Timing of the message
The open source version of RocketMQ does not currently support timed messages with arbitrary precision. A timed message is a message sent to the Broker that is not consumed immediately by the consumer but only after a specified delay.
RocketMQ currently supports specified levels of latency, which are as follows:
1s 5s 10s 30s 1m 2m 3m 4m 5m 6m 7m 8m 9m 10m 20m 30m 1h 2h
Copy the codeThe message filter
Message filtering means that the consumer can filter the messages in a Topic according to certain conditions. That is, only the messages that meet the filtering conditions in a Topic are consumed.
RocketMQ’s main filtering mechanisms are Tag based filtering and message attribute based filtering.
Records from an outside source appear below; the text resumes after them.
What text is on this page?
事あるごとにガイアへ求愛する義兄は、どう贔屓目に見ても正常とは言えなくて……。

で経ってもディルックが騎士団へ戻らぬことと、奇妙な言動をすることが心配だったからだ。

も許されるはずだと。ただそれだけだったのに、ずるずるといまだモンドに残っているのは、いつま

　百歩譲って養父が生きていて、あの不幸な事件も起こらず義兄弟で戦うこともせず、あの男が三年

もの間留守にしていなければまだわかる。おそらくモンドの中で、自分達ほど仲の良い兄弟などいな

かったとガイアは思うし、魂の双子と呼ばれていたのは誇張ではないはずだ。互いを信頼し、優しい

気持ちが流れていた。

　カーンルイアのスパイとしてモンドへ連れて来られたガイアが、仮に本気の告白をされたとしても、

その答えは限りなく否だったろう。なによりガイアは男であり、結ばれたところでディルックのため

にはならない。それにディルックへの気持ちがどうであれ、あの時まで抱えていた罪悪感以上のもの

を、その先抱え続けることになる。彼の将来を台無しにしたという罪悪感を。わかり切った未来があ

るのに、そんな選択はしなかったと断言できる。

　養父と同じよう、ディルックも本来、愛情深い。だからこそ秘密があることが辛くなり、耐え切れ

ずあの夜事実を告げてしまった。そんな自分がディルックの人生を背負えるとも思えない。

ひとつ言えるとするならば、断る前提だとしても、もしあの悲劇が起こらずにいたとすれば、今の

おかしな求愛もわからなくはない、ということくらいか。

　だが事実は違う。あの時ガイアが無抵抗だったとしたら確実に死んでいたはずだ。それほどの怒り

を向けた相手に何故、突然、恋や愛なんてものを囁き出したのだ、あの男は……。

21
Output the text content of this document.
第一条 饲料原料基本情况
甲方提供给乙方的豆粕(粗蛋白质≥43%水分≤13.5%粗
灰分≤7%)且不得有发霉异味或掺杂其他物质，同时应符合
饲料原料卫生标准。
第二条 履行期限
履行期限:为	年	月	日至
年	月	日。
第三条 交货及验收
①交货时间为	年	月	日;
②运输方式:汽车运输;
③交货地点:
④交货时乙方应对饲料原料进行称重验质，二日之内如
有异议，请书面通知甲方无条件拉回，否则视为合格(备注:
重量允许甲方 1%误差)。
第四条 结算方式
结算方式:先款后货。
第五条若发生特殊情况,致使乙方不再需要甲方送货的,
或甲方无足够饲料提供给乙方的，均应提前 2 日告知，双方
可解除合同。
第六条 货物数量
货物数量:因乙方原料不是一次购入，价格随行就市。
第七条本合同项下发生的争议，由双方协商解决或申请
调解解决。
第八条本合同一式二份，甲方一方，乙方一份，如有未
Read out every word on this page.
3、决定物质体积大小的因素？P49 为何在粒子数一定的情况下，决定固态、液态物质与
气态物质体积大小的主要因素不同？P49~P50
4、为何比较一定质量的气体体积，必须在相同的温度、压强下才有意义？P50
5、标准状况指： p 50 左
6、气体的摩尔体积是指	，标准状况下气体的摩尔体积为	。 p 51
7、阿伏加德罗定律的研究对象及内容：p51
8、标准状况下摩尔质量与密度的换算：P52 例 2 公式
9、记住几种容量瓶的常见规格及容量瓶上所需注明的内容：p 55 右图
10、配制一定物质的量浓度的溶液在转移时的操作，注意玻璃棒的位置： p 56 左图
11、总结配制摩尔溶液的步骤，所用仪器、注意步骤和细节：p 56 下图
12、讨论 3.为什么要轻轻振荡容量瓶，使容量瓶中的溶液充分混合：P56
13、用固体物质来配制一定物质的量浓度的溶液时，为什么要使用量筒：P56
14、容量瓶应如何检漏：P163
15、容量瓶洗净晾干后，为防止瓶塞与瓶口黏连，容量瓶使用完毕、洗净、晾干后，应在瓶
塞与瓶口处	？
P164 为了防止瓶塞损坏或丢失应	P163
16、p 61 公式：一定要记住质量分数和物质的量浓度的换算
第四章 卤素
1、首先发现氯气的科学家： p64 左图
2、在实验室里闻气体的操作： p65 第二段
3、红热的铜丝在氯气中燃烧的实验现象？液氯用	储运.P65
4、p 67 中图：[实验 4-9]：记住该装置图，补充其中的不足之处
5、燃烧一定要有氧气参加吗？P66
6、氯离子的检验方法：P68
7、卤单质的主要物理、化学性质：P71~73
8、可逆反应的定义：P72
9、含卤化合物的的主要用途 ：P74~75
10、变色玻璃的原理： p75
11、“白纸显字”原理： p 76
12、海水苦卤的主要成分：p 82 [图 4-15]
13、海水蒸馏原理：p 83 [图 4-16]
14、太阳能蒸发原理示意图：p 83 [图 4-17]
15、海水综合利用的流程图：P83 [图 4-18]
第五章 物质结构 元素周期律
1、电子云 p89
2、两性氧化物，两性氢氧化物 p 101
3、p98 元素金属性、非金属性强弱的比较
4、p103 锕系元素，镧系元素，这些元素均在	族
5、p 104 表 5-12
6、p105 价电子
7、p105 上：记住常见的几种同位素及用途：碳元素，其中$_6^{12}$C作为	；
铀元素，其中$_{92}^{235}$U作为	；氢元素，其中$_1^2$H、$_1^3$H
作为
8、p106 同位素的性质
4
Message attribute based filtering supports SQL92 expressions to filter messages.
summary
The main purpose of this article is to introduce RocketMQ terminology, such as NameServer, Broker, topic, consumer group, consumer, queue load algorithm, queue rebalancing mechanism, concurrent consumption, sequential consumption, consumption progress storage, timed messages, transaction messages, message filtering, and other basic concepts. Lay a solid foundation for the following actual combat series.
Starting with the next installment, you will officially start RocketMQ and start learning about messaging.